REDUCE COMPETITION FOR NEST BOXES BETWEEN CAROLINA CHICKADEES AND BLUEBIRDS

       Since there is a paucity of natural bird nesting cavities throughout Georgia, Carolina chickadees often have to compete with eastern bluebirds for the same nesting boxes. When this occurs Carolina chickadees usually end up looking for another place to nest.  There are, however, ways in which you can provide a nesting site of Carolina chickadees.

       One approach is to equip a nesting box with an 1 1/8-inch

entrance hole instead of the 1½-inch hole featured on standard bluebird boxes—bluebirds simply cannot squeeze through a 1 1/8 –hole.

However, Carolina chickadees can enter nesting boxes 1 1/8 inches or larger in diameter. Consequently, even if a pair of Carolina chickadees begins nesting in a standard bluebird box, the pair is not guaranteed their nesting attempt will be successful.   

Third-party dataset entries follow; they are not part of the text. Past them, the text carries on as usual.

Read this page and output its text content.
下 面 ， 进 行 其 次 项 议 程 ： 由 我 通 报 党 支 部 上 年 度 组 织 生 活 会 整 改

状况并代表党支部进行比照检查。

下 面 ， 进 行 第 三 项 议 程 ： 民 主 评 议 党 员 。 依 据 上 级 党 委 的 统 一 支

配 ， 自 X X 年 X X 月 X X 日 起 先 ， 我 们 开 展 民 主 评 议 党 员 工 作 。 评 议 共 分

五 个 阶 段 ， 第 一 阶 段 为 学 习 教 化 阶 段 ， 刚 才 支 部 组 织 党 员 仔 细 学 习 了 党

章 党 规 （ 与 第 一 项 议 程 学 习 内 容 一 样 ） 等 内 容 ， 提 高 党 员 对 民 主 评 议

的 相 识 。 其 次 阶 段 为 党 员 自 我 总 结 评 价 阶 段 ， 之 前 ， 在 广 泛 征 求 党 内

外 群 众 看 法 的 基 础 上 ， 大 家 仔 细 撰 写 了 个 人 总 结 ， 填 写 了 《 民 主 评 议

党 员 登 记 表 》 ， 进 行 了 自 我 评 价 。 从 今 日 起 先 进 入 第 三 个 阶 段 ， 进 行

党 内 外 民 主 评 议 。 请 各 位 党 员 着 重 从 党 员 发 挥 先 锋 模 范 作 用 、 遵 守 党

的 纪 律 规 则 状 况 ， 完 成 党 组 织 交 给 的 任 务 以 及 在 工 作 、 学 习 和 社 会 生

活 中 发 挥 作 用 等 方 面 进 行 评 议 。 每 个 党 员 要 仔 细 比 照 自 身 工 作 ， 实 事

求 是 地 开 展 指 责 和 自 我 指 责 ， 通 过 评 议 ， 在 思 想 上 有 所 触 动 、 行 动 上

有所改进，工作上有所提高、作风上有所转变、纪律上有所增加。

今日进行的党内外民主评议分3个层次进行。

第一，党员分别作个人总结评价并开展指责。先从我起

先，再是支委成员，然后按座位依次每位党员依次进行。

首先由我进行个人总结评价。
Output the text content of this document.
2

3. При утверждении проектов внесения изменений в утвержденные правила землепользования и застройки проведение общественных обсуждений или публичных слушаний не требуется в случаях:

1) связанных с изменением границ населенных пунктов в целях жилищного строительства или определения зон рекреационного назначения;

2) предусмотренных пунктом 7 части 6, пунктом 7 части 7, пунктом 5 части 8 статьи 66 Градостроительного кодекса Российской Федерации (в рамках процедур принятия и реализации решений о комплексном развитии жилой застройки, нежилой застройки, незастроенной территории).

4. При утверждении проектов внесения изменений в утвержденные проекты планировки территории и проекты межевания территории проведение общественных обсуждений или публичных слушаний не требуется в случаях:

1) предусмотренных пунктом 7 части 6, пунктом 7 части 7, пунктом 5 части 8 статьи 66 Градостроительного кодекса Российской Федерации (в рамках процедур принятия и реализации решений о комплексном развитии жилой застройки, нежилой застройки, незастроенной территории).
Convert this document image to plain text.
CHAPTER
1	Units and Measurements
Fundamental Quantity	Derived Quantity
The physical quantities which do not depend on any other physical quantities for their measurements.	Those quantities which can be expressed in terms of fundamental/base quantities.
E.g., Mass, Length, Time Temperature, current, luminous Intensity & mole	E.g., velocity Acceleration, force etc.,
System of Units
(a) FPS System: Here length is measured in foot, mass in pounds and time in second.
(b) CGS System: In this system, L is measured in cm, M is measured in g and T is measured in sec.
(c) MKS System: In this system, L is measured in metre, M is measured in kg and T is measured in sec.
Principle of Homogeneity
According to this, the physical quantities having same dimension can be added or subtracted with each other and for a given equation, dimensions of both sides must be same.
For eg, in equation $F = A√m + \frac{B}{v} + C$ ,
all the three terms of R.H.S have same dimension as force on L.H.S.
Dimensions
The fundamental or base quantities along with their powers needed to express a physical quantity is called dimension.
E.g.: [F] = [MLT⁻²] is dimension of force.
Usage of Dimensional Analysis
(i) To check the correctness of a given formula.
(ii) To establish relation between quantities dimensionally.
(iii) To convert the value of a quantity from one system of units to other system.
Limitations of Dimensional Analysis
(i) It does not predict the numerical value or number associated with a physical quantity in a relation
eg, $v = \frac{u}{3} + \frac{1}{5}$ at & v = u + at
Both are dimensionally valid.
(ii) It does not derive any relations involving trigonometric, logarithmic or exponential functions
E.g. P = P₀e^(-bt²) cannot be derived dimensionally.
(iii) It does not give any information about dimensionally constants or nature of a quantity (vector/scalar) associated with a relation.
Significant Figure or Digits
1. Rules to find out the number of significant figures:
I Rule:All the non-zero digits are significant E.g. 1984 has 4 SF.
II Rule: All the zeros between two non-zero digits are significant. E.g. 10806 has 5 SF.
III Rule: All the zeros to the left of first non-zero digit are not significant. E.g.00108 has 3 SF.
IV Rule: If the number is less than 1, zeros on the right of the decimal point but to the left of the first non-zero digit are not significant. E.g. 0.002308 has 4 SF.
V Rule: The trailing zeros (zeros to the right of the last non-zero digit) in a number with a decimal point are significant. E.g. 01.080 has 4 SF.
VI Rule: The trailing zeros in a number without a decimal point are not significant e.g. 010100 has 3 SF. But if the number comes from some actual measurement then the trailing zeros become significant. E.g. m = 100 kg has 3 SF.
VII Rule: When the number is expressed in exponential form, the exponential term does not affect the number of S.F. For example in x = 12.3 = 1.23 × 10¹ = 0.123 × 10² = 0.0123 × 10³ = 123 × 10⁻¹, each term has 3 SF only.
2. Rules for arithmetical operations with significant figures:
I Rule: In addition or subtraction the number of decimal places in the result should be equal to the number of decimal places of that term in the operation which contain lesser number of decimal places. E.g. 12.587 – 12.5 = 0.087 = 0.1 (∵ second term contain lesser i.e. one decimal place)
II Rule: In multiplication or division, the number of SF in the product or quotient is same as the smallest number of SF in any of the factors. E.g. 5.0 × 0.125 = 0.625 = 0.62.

       One reason for this is bluebirds will actually run off chickadees even after they have begun nesting.  It has also been documented that bluebirds will deposit their own nesting material over Carolina chickadee hatchlings.

       With that in mind, consider dedicating one or more nesting boxes for Carolina chickadees.  If Carolina chickadee nesting boxes are not readily available in your area, and  you don’t have the means to build your own box, all you have to do is install a metal hole guard featuring a 1 1/8-inch hole over the 1½ hole cut in the box.  Problem solved.